Infosys saw its voluntary attrition rise from 10.9% in Q4FY21 to 13.9% in Q1FY22. “A 300 basis points rise in attrition and the related monetary measures to contain it will pose a threat to the company’s margins in the coming quarters as well," said another analyst, also seeking anonymity. Some analysts said that since wage inflation is visibly hurting margins, IT services firms will have a case for negotiating price hikes with some customers. “We see a case for higher offshore pricing (for the niche and the right digital skills to start with), aided by strong growth/demand, offshore shift (reflected in higher offshore delivery and strong pick-up in hiring), which could negate some of the margin/cost related concerns for the Street (including us)," analysts at JM Financial Institutional Securities Ltd said in a note, adding that in earlier periods, such as between FY05 and FY08, offshore pricing had increased on the back of strong demand.
The management said that it has a few margin levers, which include automation and pyramid management, and pricing on digital could be raised. But there are no clear signs of this happening yet, which explains the muted reaction of the Infosys stock, despite the strong outlook on revenue growth and deal wins. In a post-earnings conference call, the management said: “We have seen strong growth in Q1, the deal pipeline is good, we are seeing good traction in digital transformation among large deals; putting all these together gives us the confidence to increase our revenue growth guidance to 14-16%. We expect pricing to remain stable."
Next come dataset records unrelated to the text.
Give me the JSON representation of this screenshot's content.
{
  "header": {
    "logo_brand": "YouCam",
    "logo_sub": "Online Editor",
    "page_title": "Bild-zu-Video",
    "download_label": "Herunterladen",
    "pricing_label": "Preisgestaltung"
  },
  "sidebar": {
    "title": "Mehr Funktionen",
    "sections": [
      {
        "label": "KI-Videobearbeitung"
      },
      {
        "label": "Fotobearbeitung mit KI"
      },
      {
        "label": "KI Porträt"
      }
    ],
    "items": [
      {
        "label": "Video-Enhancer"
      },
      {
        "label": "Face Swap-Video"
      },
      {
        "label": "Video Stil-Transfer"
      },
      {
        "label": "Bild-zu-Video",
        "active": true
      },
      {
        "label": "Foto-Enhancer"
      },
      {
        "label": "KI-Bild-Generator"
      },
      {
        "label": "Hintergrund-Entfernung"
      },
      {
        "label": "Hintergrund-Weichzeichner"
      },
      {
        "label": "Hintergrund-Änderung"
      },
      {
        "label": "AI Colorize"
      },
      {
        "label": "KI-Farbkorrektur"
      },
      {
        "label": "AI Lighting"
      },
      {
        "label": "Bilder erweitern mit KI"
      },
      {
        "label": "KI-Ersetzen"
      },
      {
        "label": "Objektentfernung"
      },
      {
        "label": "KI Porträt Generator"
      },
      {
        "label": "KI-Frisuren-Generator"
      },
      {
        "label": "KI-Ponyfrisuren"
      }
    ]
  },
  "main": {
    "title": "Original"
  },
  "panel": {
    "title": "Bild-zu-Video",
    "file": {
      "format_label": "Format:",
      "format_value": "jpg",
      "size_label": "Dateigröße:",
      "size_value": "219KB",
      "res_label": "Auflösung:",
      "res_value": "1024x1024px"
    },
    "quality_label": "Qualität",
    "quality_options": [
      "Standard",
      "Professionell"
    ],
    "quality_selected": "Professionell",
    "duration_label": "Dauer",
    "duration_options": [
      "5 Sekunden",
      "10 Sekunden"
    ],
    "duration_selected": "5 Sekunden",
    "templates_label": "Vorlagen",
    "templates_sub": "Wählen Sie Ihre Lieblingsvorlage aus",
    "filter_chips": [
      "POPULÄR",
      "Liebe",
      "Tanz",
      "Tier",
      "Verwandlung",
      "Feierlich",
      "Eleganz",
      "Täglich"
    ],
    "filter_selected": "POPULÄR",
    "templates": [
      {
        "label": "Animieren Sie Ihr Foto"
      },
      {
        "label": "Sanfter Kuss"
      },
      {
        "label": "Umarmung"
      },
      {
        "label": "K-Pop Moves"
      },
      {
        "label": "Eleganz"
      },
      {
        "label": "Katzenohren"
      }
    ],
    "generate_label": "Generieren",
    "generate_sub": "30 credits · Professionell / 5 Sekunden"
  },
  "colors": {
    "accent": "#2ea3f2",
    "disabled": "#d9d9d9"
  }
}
Analysts at Jefferies India Pvt. Ltd said the revised revenue guidance reflects its strong growth visibility. Another highlight was Infosys’s robust deal wins. Its large deal bookings rose 22% sequentially to $2.6 billion in Q1. As pointed out earlier, Infosys is clearly leading on revenue growth, and the trend has accelerated post-covid. Infosys’s quarterly dollar revenues are 16.6% ahead of pre-covid levels (Q3FY20), while in the case of TCS, they are up 10.2%. In the past one year, the Infosys stock has rallied by 101%, massively beating TCS, which rose 48%. The valuation gap between the two stocks has also narrowed considerably.